Generating results for ['meta/llama-3.1-8b-instruct']
Running full test cases for categories: ['simple'].
Generating results for meta/llama-3.1-8b-instruct:   0%|          | 0/2 [00:00<?, ?it/s]
Generating results for meta/llama-3.1-8b-instruct:  50%|█████     | 1/2 [00:00<00:00,  3.09it/s]
Generating results for meta/llama-3.1-8b-instruct: 100%|██████████| 2/2 [00:00<00:00,  4.37it/s]
Generating results for meta/llama-3.1-8b-instruct: 100%|██████████| 2/2 [00:00<00:00,  4.12it/s]
environment variable BFCL_DATA_DIR is set as /jobs/datasets/eval-2rDA3TM9Kt4rozrn8B6mrg/default/kngo-eval-test-datasets/bfcl-custom-evalfactory/nativeformat. Custom data directory is used.
Number of models evaluated:   0%|          | 0/1 [00:00<?, ?it/s]
Number of models evaluated: 100%|██████████| 1/1 [00:00<00:00, 41.87it/s]
🦍 Model: meta_llama-3.1-8b-instruct
🔍 Running test: simple
✅ Test completed: simple. 🎯 Accuracy: 1.0
📈 Aggregating data to generate leaderboard score table...
🏁 Evaluation completed.

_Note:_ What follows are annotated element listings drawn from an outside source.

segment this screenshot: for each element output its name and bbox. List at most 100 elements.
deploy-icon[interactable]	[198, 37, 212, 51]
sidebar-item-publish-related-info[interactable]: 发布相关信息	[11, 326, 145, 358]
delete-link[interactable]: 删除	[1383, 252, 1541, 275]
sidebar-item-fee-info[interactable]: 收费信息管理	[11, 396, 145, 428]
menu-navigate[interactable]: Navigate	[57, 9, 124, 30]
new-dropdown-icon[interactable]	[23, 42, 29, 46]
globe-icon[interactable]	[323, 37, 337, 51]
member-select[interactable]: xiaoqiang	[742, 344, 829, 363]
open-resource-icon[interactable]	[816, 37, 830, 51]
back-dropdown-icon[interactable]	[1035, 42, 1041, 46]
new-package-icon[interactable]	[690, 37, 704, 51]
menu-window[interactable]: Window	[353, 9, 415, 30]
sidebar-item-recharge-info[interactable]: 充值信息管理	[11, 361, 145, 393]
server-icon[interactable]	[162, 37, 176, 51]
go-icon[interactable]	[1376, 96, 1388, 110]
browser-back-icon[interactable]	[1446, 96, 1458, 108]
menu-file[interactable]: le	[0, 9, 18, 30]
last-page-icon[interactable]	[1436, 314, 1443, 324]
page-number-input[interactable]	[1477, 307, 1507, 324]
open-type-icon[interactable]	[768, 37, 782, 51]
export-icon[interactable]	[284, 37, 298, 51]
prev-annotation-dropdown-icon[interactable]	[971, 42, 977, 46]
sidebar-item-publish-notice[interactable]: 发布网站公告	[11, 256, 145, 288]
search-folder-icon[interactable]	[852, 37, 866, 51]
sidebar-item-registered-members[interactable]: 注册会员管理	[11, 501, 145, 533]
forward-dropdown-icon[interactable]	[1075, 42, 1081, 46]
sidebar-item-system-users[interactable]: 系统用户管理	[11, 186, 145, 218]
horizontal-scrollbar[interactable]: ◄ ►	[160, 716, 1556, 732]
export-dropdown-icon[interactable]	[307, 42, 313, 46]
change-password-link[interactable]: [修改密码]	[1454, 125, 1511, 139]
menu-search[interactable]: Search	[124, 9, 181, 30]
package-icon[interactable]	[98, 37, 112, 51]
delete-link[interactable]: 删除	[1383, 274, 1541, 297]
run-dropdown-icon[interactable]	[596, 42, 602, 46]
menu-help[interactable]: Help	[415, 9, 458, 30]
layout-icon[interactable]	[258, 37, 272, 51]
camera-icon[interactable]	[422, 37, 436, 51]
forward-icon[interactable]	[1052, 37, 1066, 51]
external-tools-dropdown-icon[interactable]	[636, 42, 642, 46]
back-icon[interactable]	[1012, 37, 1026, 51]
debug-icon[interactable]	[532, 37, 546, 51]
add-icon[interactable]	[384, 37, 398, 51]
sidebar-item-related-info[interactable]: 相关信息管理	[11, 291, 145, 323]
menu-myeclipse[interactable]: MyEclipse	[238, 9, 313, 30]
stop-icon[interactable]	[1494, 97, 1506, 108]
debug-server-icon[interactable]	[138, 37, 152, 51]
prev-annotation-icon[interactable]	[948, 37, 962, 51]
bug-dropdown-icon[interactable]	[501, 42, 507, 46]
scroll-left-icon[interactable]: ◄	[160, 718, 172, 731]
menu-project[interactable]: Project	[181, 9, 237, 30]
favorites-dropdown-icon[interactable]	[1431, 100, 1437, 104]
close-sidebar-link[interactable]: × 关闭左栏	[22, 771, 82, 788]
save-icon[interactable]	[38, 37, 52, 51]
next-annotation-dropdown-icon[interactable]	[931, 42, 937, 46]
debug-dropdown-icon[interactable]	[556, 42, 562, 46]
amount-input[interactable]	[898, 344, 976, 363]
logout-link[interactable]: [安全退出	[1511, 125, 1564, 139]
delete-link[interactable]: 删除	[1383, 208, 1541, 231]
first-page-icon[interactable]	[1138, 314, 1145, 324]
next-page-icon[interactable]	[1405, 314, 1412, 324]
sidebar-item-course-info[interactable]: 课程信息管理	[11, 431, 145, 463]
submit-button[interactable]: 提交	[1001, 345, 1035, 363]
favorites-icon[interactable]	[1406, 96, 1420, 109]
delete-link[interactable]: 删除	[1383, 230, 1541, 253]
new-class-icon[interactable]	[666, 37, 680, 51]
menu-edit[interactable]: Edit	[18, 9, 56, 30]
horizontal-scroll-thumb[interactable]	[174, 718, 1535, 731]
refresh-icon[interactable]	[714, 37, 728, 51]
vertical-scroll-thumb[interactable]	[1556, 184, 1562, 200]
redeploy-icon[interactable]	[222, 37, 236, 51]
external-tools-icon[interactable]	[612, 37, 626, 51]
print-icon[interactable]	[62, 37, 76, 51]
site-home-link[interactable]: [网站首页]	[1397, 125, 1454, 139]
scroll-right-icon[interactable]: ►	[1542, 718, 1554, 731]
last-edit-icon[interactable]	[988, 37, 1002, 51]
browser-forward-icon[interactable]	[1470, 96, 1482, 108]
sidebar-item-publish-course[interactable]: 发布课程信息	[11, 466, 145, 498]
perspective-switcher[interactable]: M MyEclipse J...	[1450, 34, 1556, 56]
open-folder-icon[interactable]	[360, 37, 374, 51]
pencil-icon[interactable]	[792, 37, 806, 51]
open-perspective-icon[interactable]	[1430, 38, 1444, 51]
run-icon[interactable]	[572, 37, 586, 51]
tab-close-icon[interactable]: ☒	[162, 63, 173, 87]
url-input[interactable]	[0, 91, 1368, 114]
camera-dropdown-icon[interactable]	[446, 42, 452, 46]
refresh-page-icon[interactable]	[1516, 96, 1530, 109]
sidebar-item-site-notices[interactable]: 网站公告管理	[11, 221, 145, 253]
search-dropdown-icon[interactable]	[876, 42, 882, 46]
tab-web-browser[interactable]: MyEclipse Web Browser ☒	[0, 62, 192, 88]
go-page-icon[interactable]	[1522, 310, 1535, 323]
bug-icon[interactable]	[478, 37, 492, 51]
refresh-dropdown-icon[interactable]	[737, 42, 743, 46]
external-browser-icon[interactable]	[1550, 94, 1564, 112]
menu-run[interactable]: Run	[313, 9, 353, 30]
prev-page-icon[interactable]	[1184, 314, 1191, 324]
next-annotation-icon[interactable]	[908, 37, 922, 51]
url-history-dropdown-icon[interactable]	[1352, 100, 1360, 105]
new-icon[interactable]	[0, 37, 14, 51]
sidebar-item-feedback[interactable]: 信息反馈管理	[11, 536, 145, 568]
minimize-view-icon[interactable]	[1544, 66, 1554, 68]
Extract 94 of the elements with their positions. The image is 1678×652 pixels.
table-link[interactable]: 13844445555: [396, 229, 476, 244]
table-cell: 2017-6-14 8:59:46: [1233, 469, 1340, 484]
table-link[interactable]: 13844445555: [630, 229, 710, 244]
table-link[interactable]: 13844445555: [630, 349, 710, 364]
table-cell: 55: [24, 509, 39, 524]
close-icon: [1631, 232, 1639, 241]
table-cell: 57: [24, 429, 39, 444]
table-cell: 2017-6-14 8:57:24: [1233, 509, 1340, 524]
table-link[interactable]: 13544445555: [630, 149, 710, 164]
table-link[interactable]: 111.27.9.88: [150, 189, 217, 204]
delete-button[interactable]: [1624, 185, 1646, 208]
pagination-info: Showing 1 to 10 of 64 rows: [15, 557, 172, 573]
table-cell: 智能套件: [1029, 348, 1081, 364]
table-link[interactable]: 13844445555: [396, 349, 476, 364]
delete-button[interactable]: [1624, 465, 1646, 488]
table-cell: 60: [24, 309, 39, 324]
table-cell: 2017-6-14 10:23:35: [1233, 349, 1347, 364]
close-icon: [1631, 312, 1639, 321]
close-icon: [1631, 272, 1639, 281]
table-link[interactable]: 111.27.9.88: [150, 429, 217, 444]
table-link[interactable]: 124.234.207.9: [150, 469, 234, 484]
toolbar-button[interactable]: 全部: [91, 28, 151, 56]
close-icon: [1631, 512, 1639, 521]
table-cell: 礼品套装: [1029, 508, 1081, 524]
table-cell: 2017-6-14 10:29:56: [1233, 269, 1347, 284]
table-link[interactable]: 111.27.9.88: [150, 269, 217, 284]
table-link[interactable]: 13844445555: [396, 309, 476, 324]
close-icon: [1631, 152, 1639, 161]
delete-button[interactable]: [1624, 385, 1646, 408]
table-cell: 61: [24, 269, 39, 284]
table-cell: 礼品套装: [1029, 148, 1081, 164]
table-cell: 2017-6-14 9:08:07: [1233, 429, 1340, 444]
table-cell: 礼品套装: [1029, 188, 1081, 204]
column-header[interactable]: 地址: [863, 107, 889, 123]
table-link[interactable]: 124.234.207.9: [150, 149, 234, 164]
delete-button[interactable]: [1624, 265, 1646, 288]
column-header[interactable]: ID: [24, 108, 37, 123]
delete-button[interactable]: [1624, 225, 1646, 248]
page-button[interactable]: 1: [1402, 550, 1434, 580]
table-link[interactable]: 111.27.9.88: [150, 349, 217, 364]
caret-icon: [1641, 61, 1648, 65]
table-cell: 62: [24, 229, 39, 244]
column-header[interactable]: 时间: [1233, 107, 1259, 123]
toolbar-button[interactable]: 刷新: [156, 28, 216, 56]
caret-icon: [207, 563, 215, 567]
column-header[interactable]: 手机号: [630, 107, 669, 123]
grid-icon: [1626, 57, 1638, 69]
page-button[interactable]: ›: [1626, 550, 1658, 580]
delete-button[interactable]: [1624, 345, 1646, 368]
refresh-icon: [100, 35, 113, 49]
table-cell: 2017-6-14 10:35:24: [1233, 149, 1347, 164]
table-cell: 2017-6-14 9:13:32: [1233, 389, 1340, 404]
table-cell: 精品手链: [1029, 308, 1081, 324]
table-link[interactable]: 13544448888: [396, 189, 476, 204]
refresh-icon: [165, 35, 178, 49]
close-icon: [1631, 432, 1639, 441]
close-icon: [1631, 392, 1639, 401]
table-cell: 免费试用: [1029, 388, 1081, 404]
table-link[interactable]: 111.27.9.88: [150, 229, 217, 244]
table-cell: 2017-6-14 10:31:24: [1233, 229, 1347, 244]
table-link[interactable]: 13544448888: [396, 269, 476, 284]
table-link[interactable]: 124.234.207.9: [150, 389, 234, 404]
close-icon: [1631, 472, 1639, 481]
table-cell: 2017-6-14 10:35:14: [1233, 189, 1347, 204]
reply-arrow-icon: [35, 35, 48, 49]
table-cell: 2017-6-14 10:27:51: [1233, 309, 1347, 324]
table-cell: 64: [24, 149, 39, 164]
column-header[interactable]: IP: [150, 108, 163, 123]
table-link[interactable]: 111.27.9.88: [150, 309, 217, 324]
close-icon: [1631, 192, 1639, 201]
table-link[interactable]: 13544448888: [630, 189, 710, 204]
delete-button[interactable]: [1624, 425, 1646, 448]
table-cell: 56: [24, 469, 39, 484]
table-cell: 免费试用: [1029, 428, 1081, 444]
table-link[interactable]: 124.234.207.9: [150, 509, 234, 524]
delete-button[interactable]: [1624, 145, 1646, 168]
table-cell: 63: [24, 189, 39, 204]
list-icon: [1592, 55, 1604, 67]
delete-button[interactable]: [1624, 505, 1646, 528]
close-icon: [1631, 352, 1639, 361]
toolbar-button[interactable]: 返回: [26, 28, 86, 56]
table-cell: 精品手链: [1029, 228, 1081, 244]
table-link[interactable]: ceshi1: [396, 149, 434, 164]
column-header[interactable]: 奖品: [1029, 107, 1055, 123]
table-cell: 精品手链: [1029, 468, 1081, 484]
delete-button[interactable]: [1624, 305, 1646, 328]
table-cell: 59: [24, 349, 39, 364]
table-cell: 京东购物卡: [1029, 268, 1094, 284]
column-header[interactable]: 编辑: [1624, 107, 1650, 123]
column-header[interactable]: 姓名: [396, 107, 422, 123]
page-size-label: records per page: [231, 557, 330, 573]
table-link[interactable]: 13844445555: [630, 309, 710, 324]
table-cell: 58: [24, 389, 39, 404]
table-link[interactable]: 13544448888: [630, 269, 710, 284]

See /jobs/results/eval-2rDA3TM9Kt4rozrn8B6mrg/task1/scores/data_overall.csv for overall evaluation results on BFCL V3.
See /jobs/results/eval-2rDA3TM9Kt4rozrn8B6mrg/task1/scores/data_live.csv, /jobs/results/eval-2rDA3TM9Kt4rozrn8B6mrg/task1/scores/data_non_live.csv and /jobs/results/eval-2rDA3TM9Kt4rozrn8B6mrg/task1/scores/data_multi_turn.csv for detailed evaluation results on each sub-section categories respectively.
2025-05-28T20:54:07Z (eval_factory_lib.execution.infra) - INFO: Job script /jobs/results/eval-2rDA3TM9Kt4rozrn8B6mrg/job_commands.sh executed successfully.
INFO:eval_factory_lib.execution.infra:Job script /jobs/results/eval-2rDA3TM9Kt4rozrn8B6mrg/job_commands.sh executed successfully.

The contents of the ZIP file depend on the evaluation job and configuration. Typically, it includes log files generated during the evaluation process.